We’re off to the Royal Opera House at Covent Garden on this week’s Sunday Opera (7/19 3:00 p.m.) and their 2025 production of Leos Janacek’s “The Makropulos Affair” or “The Makropulos Case” or “The Makropulos Case,” or “The Makropulos Thing” (a direct translation from the play by Karel Capek on which it is based). It was composed between 1923 and 1925 and had its world premiere at the National Theatre in Brno in 1926.
The opera focuses on a mysterious 337-year-old opera singer, Emilia Marty (Ausrine Stundyte). who consumed a life-extending elixir as a teen, she seeks the formula's recipe hidden in an old inheritance dispute.
The aristocratic Prus family and the Gregor family have been locked in a bitter probate battle for nearly a hundred years. It stems from the 1827 death of Baron Joseph Ferdinand Prus, Marty’s lover, who died intestate and left no legitimate heirs.
Emilia Marty, an enigmatic and glamorous singer, unexpectedly takes an intense interest in the Gregor vs. Prus case. She possesses an unnerving, intimate knowledge of historical figures, events, and family lines dating back centuries.
It is ultimately revealed that Emilia Marty is actually Elina Makropulos. She was born in 1585 in Crete as the daughter of the court. Her father developed an elixir of youth and tested it on her, making her biologically immortal.
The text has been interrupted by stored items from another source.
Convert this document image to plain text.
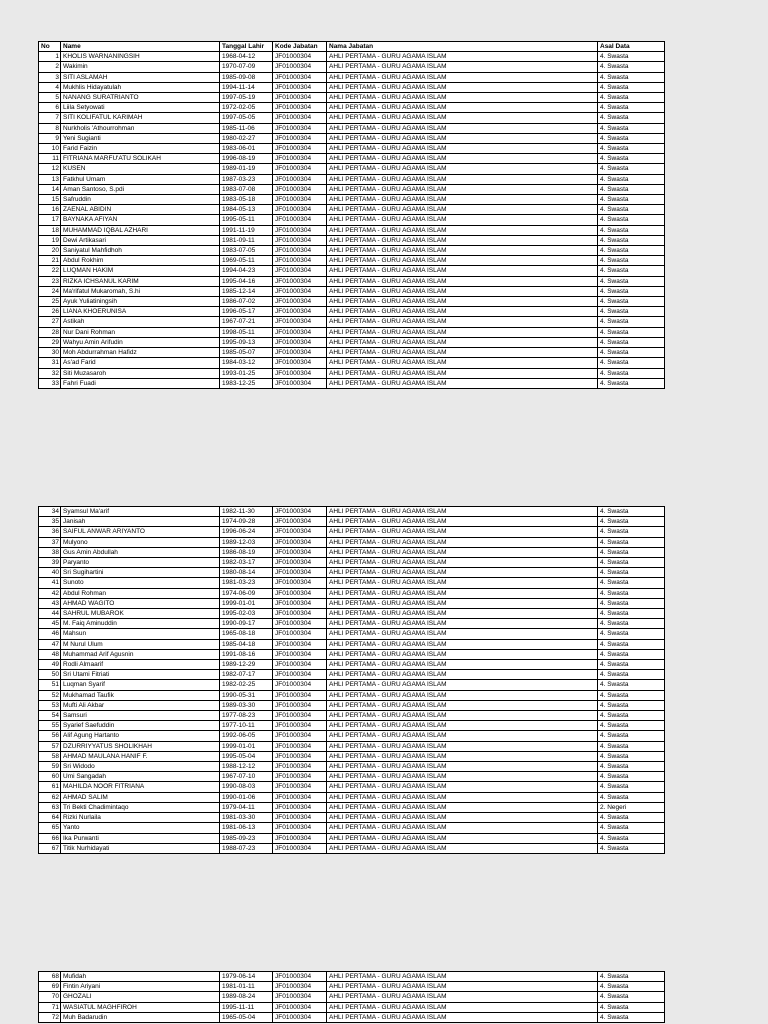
No	Name	Tanggal Lahir	Kode Jabatan	Nama Jabatan	Asal Data
1	KHOLIS WARNANINGSIH	1968-04-12	JF01000304	AHLI PERTAMA - GURU AGAMA ISLAM	4. Swasta
2	Wakimin	1970-07-09	JF01000304	AHLI PERTAMA - GURU AGAMA ISLAM	4. Swasta
3	SITI ASLAMAH	1985-09-08	JF01000304	AHLI PERTAMA - GURU AGAMA ISLAM	4. Swasta
4	Mukhlis Hidayatulah	1994-11-14	JF01000304	AHLI PERTAMA - GURU AGAMA ISLAM	4. Swasta
5	NANANG SURATRIANTO	1997-05-19	JF01000304	AHLI PERTAMA - GURU AGAMA ISLAM	4. Swasta
6	Liila Setyowati	1972-02-05	JF01000304	AHLI PERTAMA - GURU AGAMA ISLAM	4. Swasta
7	SITI KOLIFATUL KARIMAH	1997-05-05	JF01000304	AHLI PERTAMA - GURU AGAMA ISLAM	4. Swasta
8	Nurkholis 'Athourrohman	1985-11-06	JF01000304	AHLI PERTAMA - GURU AGAMA ISLAM	4. Swasta
9	Yeni Sugianti	1980-02-27	JF01000304	AHLI PERTAMA - GURU AGAMA ISLAM	4. Swasta
10	Farid Faizin	1983-06-01	JF01000304	AHLI PERTAMA - GURU AGAMA ISLAM	4. Swasta
11	FITRIANA MARFU'ATU SOLIKAH	1996-08-19	JF01000304	AHLI PERTAMA - GURU AGAMA ISLAM	4. Swasta
12	KUSEN	1989-01-19	JF01000304	AHLI PERTAMA - GURU AGAMA ISLAM	4. Swasta
13	Fatkhul Umam	1987-03-23	JF01000304	AHLI PERTAMA - GURU AGAMA ISLAM	4. Swasta
14	Aman Santoso, S.pdi	1983-07-08	JF01000304	AHLI PERTAMA - GURU AGAMA ISLAM	4. Swasta
15	Safruddin	1983-05-18	JF01000304	AHLI PERTAMA - GURU AGAMA ISLAM	4. Swasta
16	ZAENAL ABIDIN	1984-05-13	JF01000304	AHLI PERTAMA - GURU AGAMA ISLAM	4. Swasta
17	BAYNAKA AFIYAN	1995-05-11	JF01000304	AHLI PERTAMA - GURU AGAMA ISLAM	4. Swasta
18	MUHAMMAD IQBAL AZHARI	1991-11-19	JF01000304	AHLI PERTAMA - GURU AGAMA ISLAM	4. Swasta
19	Dewi Artikasari	1981-09-11	JF01000304	AHLI PERTAMA - GURU AGAMA ISLAM	4. Swasta
20	Saniyatul Mahfidhoh	1983-07-05	JF01000304	AHLI PERTAMA - GURU AGAMA ISLAM	4. Swasta
21	Abdul Rokhim	1969-05-11	JF01000304	AHLI PERTAMA - GURU AGAMA ISLAM	4. Swasta
22	LUQMAN HAKIM	1994-04-23	JF01000304	AHLI PERTAMA - GURU AGAMA ISLAM	4. Swasta
23	RIZKA ICHSANUL KARIM	1995-04-16	JF01000304	AHLI PERTAMA - GURU AGAMA ISLAM	4. Swasta
24	Ma'rifatul Mukaromah, S.hi	1985-12-14	JF01000304	AHLI PERTAMA - GURU AGAMA ISLAM	4. Swasta
25	Ayuk Yuliatiningsih	1986-07-02	JF01000304	AHLI PERTAMA - GURU AGAMA ISLAM	4. Swasta
26	LIANA KHOERUNISA	1996-05-17	JF01000304	AHLI PERTAMA - GURU AGAMA ISLAM	4. Swasta
27	Astikah	1967-07-21	JF01000304	AHLI PERTAMA - GURU AGAMA ISLAM	4. Swasta
28	Nur Dani Rohman	1998-05-11	JF01000304	AHLI PERTAMA - GURU AGAMA ISLAM	4. Swasta
29	Wahyu Amin Arifudin	1995-09-13	JF01000304	AHLI PERTAMA - GURU AGAMA ISLAM	4. Swasta
30	Moh Abdurrahman Hafidz	1985-05-07	JF01000304	AHLI PERTAMA - GURU AGAMA ISLAM	4. Swasta
31	As'ad Farid	1984-03-12	JF01000304	AHLI PERTAMA - GURU AGAMA ISLAM	4. Swasta
32	Siti Muzasaroh	1993-01-25	JF01000304	AHLI PERTAMA - GURU AGAMA ISLAM	4. Swasta
33	Fahri Fuadi	1983-12-25	JF01000304	AHLI PERTAMA - GURU AGAMA ISLAM	4. Swasta
34	Syamsul Ma'arif	1982-11-30	JF01000304	AHLI PERTAMA - GURU AGAMA ISLAM	4. Swasta
35	Janisah	1974-09-28	JF01000304	AHLI PERTAMA - GURU AGAMA ISLAM	4. Swasta
36	SAIFUL ANWAR ARIYANTO	1996-06-24	JF01000304	AHLI PERTAMA - GURU AGAMA ISLAM	4. Swasta
37	Mulyono	1989-12-03	JF01000304	AHLI PERTAMA - GURU AGAMA ISLAM	4. Swasta
38	Gus Amin Abdullah	1986-08-19	JF01000304	AHLI PERTAMA - GURU AGAMA ISLAM	4. Swasta
39	Paryanto	1982-03-17	JF01000304	AHLI PERTAMA - GURU AGAMA ISLAM	4. Swasta
40	Sri Sugihartini	1980-08-14	JF01000304	AHLI PERTAMA - GURU AGAMA ISLAM	4. Swasta
41	Sunoto	1981-03-23	JF01000304	AHLI PERTAMA - GURU AGAMA ISLAM	4. Swasta
42	Abdul Rohman	1974-06-09	JF01000304	AHLI PERTAMA - GURU AGAMA ISLAM	4. Swasta
43	AHMAD WAGITO	1999-01-01	JF01000304	AHLI PERTAMA - GURU AGAMA ISLAM	4. Swasta
44	SAHRUL MUBAROK	1995-02-03	JF01000304	AHLI PERTAMA - GURU AGAMA ISLAM	4. Swasta
45	M. Faiq Aminuddin	1990-09-17	JF01000304	AHLI PERTAMA - GURU AGAMA ISLAM	4. Swasta
46	Mahsun	1965-08-18	JF01000304	AHLI PERTAMA - GURU AGAMA ISLAM	4. Swasta
47	M Nurul Ulum	1985-04-18	JF01000304	AHLI PERTAMA - GURU AGAMA ISLAM	4. Swasta
48	Muhammad Arif Agusnin	1991-08-16	JF01000304	AHLI PERTAMA - GURU AGAMA ISLAM	4. Swasta
49	Rodli Almaarif	1989-12-29	JF01000304	AHLI PERTAMA - GURU AGAMA ISLAM	4. Swasta
50	Sri Utami Fitriati	1982-07-17	JF01000304	AHLI PERTAMA - GURU AGAMA ISLAM	4. Swasta
51	Luqman Syarif	1982-02-25	JF01000304	AHLI PERTAMA - GURU AGAMA ISLAM	4. Swasta
52	Mukhamad Taufik	1990-05-31	JF01000304	AHLI PERTAMA - GURU AGAMA ISLAM	4. Swasta
53	Mufti Ali Akbar	1989-03-30	JF01000304	AHLI PERTAMA - GURU AGAMA ISLAM	4. Swasta
54	Samsuri	1977-08-23	JF01000304	AHLI PERTAMA - GURU AGAMA ISLAM	4. Swasta
55	Syarief Saefuddin	1977-10-11	JF01000304	AHLI PERTAMA - GURU AGAMA ISLAM	4. Swasta
56	Alif Agung Hartanto	1992-06-05	JF01000304	AHLI PERTAMA - GURU AGAMA ISLAM	4. Swasta
57	DZURRIYYATUS SHOLIKHAH	1999-01-01	JF01000304	AHLI PERTAMA - GURU AGAMA ISLAM	4. Swasta
58	AHMAD MAULANA HANIF F.	1995-05-04	JF01000304	AHLI PERTAMA - GURU AGAMA ISLAM	4. Swasta
59	Sri Widodo	1988-12-12	JF01000304	AHLI PERTAMA - GURU AGAMA ISLAM	4. Swasta
60	Umi Sangadah	1967-07-10	JF01000304	AHLI PERTAMA - GURU AGAMA ISLAM	4. Swasta
61	MAHILDA NOOR FITRIANA	1990-08-03	JF01000304	AHLI PERTAMA - GURU AGAMA ISLAM	4. Swasta
62	AHMAD SALIM	1990-01-06	JF01000304	AHLI PERTAMA - GURU AGAMA ISLAM	4. Swasta
63	Tri Bekti Chadimintaqo	1979-04-11	JF01000304	AHLI PERTAMA - GURU AGAMA ISLAM	2. Negeri
64	Rizki Nurlaila	1981-03-30	JF01000304	AHLI PERTAMA - GURU AGAMA ISLAM	4. Swasta
65	Yanto	1981-06-13	JF01000304	AHLI PERTAMA - GURU AGAMA ISLAM	4. Swasta
66	Ika Purwanti	1985-09-23	JF01000304	AHLI PERTAMA - GURU AGAMA ISLAM	4. Swasta
67	Titik Nurhidayati	1988-07-23	JF01000304	AHLI PERTAMA - GURU AGAMA ISLAM	4. Swasta
68	Mufidah	1979-06-14	JF01000304	AHLI PERTAMA - GURU AGAMA ISLAM	4. Swasta
69	Fintin Ariyani	1981-01-11	JF01000304	AHLI PERTAMA - GURU AGAMA ISLAM	4. Swasta
70	GHOZALI	1989-08-24	JF01000304	AHLI PERTAMA - GURU AGAMA ISLAM	4. Swasta
71	WASIATUL MAGHFIROH	1995-11-11	JF01000304	AHLI PERTAMA - GURU AGAMA ISLAM	4. Swasta
72	Muh Badarudin	1965-05-04	JF01000304	AHLI PERTAMA - GURU AGAMA ISLAM	4. Swasta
She has spent the last 300 years living under various aliases (always with the initials "E.M.") and gave birth to a child with Baron Prus, sparking the inheritance conflict.
Now aged 337, the effects of the potion are wearing off, and she desperately seeks the original Greek manuscript of the formula to maintain her youth. After going to extreme lengths to secure the formula, she comes to a harsh philosophical realization: living indefinitely has left her cold, unfeeling, and exhausted by the repetition of life. Realizing that mortality is what gives life its desire, love, and meaning, she burns the formula and peacefully passes away.
Joining Stundyte in this company are Sean Panikkar as Albert Gregor, Johan Reuter as Baron Jaroslav Prus, Henry Waddington as Dr. Kolenaty, Peter Hoare as Vitek, Daniel Matousek as Janek, Alan Oke as Count Hauk-Sendorf, and Heather Engebretson as Kristina. They’re joined by the Chorus and Orchestra of the Royal Opera with Jakub Hrusa, conducting.
Stay tuned after the opera for more music by Janacek that includes a rather short three-act opera entitled “Osud” (“Fate”). Performed in English, the cast for this domestic tragedy a young couple torn apart by the madness of the woman’s mother includes Helen Field, Philip Langridge, and Kathryn Harries in the three major roles with Charles Mackarras conducting the Orchestra and Chorus of the Welsh National Opera.
Our final look at Janacek includes his nationalistic Czech work the Glagolitic Mass which was written in “Old Church Slavonic” through a special dispensation from the Vatican. This lovely work, performed in its original ten movement form, includes Susan Bullock, Ameral Gunson, Kim Begley, and Mathew Best with Adrian Partington on the organ and Richard Hickox conducting the BBC National Orchestra & Chorus of Wales and the Bristol Choral Society.